The $120 million capital project will add a veterinary education building and an extension to the small animal hospital. It will be one of the largest construction projects in the history of the university, according to a Texas A&M press release.

Artist rendering of new building
(Courtesy of Texas A&M CVM&BS)

The new building will house classroom and teaching laboratory space that will enhance the learning environment for students. Some of the additions possible for the new classrooms include simulation laboratories and distance technology.

“The new facility represents a tremendous opportunity to bring the latest in teaching technology to the (veterinary college) and to Texas A&M University,” said Dean Eleanor M. Green in the release.

The extension to the small animal hospital will better accommodate veterinary students and allow for enhanced patient care, she added.

Site visits from the AVMA Council on Education and Texas A&M administrators noted the need for improvements in the college’s teaching facilities, especially to keep pace with the “dynamic growth” in the veterinary profession, according to the release.

Plans were approved Feb. 3 by the Texas A&M University System Board of Regents. Money for the project will come entirely from the Permanent University Fund, which was established in the Texas Constitution of 1876 as a public endowment contributing to the support of the institutions of the Texas A&M and University of Texas systems.

With the facilities added to the capital plan, the veterinary college’s administrative team is in the midst of the planning and design process.
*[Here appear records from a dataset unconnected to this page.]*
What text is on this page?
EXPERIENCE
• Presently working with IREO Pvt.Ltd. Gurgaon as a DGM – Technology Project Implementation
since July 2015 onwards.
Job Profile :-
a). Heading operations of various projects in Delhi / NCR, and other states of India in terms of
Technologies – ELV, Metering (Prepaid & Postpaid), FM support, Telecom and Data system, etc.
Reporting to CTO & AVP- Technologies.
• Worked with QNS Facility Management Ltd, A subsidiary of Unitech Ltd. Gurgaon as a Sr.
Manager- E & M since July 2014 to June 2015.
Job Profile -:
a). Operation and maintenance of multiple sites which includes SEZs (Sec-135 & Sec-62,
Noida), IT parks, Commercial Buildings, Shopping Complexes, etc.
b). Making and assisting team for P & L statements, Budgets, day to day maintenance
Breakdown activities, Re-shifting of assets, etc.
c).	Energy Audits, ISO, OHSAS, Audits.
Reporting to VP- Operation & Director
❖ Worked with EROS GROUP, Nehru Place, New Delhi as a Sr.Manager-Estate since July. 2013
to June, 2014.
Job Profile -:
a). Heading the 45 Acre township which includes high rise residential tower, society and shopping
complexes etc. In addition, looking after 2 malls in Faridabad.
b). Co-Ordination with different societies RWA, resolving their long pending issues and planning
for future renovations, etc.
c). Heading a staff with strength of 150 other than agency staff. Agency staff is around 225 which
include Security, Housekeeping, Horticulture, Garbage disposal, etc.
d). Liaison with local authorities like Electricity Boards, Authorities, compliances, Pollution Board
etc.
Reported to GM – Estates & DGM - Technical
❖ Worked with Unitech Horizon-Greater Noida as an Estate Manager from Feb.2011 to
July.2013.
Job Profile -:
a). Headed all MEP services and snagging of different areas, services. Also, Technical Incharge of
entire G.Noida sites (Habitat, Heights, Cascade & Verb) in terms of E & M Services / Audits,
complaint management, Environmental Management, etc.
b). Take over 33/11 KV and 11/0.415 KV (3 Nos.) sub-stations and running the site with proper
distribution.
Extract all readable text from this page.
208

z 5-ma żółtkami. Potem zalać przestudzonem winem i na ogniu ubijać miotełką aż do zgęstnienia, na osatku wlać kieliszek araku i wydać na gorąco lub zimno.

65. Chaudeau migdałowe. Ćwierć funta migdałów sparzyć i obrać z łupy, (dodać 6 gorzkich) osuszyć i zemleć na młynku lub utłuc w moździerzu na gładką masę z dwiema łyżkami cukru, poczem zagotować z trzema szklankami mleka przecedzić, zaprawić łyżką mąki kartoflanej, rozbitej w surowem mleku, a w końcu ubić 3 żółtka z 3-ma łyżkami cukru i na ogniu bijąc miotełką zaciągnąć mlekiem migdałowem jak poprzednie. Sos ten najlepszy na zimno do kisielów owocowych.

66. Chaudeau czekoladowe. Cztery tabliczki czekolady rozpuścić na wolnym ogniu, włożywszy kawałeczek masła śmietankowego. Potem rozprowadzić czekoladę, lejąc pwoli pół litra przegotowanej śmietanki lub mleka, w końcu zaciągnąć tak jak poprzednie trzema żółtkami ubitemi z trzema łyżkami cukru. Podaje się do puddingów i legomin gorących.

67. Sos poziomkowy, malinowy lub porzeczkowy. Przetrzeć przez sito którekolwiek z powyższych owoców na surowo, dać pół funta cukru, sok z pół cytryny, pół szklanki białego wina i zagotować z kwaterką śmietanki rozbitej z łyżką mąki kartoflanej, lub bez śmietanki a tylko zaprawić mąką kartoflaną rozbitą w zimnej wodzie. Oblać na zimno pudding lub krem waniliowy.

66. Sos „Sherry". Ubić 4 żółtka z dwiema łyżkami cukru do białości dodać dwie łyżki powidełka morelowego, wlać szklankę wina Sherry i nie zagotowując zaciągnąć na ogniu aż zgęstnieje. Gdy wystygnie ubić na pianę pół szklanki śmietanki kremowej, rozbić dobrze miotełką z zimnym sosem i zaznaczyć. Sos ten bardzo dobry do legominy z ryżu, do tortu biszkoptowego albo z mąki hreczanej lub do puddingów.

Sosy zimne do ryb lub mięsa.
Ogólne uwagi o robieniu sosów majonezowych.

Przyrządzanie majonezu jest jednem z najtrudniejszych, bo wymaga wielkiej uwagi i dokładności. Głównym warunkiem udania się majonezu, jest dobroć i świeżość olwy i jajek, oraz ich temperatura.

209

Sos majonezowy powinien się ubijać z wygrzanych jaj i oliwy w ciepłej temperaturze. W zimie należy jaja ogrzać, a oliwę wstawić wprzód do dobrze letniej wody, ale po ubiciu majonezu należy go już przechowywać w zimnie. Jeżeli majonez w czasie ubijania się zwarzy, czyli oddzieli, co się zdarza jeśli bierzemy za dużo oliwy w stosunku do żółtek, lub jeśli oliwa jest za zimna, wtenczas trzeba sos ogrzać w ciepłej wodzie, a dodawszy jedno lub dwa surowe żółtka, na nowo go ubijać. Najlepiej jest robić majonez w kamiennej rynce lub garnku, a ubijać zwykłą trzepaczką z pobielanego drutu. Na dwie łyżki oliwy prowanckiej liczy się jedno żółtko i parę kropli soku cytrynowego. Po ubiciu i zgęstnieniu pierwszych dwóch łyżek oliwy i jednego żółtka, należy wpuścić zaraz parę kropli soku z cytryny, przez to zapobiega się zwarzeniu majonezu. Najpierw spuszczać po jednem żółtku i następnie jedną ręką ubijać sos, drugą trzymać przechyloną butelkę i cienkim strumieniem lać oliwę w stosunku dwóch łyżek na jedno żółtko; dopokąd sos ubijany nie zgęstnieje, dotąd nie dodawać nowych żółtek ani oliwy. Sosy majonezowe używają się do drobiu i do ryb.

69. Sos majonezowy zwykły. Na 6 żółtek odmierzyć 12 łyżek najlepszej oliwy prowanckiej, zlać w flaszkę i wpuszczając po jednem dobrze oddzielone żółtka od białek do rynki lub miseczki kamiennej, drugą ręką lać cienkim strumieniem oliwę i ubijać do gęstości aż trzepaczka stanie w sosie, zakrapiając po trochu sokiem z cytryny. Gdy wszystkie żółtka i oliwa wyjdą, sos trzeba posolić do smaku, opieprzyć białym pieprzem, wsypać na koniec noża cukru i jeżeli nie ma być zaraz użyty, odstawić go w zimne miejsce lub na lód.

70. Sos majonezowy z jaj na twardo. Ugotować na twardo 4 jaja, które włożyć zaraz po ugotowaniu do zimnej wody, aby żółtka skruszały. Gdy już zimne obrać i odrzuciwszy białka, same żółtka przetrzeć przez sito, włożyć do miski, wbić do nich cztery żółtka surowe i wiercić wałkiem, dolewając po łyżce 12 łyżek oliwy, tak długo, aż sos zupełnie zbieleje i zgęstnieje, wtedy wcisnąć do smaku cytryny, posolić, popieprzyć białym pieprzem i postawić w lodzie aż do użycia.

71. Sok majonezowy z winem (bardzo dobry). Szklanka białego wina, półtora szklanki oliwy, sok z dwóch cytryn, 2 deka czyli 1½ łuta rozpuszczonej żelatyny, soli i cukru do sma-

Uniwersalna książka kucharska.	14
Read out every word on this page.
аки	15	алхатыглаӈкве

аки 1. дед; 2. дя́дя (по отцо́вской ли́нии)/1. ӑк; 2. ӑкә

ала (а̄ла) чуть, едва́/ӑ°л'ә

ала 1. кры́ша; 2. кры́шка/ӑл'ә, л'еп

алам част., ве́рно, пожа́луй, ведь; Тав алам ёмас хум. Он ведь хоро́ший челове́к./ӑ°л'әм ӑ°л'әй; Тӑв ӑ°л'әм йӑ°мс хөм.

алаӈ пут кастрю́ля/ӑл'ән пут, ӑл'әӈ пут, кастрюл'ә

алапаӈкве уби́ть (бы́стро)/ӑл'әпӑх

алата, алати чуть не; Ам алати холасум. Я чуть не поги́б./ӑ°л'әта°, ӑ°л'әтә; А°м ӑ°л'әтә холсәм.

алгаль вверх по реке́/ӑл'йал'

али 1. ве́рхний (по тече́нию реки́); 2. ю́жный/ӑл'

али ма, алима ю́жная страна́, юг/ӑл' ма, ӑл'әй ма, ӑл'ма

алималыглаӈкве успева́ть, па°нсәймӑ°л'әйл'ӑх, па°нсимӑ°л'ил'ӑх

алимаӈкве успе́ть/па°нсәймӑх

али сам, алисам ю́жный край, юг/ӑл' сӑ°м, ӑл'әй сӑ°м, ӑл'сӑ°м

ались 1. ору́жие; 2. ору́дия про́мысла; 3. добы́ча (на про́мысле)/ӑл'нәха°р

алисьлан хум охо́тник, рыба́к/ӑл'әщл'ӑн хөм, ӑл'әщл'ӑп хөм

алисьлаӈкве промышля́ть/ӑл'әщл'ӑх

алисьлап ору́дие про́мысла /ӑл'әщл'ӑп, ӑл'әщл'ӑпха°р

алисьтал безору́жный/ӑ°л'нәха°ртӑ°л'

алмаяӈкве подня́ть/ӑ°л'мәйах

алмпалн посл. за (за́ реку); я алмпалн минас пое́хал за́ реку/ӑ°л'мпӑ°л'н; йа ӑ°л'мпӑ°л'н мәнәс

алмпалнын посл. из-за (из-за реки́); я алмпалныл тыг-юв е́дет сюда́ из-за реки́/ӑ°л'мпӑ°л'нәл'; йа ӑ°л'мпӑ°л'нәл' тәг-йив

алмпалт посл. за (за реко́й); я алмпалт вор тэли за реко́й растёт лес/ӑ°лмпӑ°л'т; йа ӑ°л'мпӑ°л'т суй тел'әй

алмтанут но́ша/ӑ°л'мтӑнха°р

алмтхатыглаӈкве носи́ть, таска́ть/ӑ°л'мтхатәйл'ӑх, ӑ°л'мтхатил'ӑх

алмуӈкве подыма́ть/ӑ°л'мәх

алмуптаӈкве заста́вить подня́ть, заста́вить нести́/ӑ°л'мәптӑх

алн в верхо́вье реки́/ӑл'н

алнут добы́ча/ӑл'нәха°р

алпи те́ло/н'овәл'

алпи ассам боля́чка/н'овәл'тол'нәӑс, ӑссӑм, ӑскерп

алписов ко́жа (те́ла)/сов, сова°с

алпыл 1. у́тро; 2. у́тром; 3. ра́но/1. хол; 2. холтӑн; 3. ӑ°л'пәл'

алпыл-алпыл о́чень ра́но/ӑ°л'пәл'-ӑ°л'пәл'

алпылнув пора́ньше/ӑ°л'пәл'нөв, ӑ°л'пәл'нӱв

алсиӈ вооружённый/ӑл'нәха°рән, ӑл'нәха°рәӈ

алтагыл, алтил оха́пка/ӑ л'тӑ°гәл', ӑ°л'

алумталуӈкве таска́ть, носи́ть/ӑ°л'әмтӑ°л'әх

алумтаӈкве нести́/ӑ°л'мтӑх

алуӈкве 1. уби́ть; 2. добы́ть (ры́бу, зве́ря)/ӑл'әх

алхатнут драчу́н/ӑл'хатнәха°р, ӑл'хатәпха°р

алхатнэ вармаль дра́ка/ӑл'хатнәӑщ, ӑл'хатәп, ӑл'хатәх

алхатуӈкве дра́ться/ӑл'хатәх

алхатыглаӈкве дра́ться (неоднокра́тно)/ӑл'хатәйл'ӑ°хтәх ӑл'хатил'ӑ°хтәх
Dean Green said in a March 19 blog post that relocating the Schubot Center for Exotic Bird Health will be the first step in the construction phase. Plans have been submitted to the university’s Council on the Built Environment to relocate the aviary.

And although a completion date has yet to be established, “In 2016, we will be celebrating our 100th anniversary. It would be outstanding if we were able to step into our new facilities as we step into a new century,” Dean Green said.

That is also the year the veterinary college is slated for its next COE site visit.